NEW YORK --- Rites of remembrance and loss marked the ninth anniversary of the Sept. 11 attacks, familiar in their sorrow but observed for the first time Saturday in a nation torn over the prospect of a mosque near ground zero and the role of Islam in society.
Under a flawless blue sky that called to mind the day itself, there were tears and song, chants, and the waving of hundreds of American flags. Loved ones recited the names of the victims, as they have each year since the attacks. They looked up to add personal messages to the lost and down to place flowers in a reflecting pool in their honor.
A memorial to the 2,752 who died there played out as it had each year since 2001. Bells were tolled to mark the times of impact of the hijacked jets and the times the twin towers collapsed.
Assigned to read the names of the fallen, relatives of 9/11 victims calmly made their way through their lists, then struggled, some looking skyward, as they addressed their lost loved ones.
"David, please know that we love you. We miss you desperately," said Michael Brady, whose brother worked at Merrill Lynch. "We think about you and we pray for you every day."
Sean Holohan, whose brother was killed, called out to the 343 firefighters who died: "All of you proved that day to the world that we are still one indivisible nation under God."
Family members of Sept. 11 victims also laid flowers in a reflecting pool and wrote individual messages along its edges.
Around the spot where they paid tribute, ground zero is transforming itself. Just last week, officials hoisted a 70-foot piece of trade center steel there and vowed to open the Sept. 11 memorial, with two waterfalls marking where the towers stood, by next year. At the northwest corner of the site, 1 World Trade Center rises 36 stories above ground.
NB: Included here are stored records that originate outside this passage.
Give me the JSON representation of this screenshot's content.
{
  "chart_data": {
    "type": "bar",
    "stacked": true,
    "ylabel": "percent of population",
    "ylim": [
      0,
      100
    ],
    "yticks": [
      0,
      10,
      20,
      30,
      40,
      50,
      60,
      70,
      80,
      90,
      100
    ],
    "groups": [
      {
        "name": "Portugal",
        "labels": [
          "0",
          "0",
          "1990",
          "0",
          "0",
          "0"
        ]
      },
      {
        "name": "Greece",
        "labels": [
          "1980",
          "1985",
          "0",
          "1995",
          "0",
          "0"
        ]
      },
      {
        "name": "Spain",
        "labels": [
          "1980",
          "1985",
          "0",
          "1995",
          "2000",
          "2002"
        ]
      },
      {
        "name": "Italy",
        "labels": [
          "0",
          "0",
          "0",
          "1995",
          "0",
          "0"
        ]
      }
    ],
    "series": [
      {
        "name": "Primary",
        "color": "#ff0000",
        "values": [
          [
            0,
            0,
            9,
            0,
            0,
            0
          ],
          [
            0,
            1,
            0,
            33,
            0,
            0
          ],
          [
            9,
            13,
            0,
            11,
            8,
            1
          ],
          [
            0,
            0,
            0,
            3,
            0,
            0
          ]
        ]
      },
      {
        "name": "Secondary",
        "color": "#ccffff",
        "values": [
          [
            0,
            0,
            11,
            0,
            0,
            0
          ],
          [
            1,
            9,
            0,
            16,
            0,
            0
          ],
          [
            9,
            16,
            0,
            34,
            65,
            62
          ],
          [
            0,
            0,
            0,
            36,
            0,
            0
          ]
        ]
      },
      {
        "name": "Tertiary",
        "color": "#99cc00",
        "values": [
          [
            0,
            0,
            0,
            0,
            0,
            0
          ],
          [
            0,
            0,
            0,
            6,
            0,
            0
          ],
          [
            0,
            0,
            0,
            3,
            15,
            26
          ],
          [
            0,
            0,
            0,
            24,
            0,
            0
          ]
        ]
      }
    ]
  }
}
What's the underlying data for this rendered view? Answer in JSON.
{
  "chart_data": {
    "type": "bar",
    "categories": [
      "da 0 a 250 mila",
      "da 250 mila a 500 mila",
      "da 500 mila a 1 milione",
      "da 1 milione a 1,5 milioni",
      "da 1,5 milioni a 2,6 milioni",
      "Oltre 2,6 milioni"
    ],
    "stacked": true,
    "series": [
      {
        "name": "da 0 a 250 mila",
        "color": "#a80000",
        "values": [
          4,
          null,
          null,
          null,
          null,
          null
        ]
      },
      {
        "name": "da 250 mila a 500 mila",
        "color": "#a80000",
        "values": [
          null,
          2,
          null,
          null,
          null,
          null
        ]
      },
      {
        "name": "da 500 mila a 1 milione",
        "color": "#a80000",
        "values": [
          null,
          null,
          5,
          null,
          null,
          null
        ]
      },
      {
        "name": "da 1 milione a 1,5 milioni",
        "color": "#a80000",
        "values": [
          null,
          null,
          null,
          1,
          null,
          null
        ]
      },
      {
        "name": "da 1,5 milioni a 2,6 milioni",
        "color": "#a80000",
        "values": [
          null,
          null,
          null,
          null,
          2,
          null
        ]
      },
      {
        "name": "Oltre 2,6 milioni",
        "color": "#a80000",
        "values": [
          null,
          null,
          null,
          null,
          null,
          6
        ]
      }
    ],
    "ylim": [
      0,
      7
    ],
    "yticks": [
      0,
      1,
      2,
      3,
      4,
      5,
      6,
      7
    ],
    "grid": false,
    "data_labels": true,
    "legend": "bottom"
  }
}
It is set to open in 2013 and be 1,776 feet tall, taller than the original trade center.
The proposed Islamic cultural center, which organizers say will promote interfaith learning, would go in an abandoned Burlington Coat Factory two blocks uptown from ground zero.
Muslim prayer services are normally held at the site, but it was closed Saturday, the official end of the holy month of Ramadan.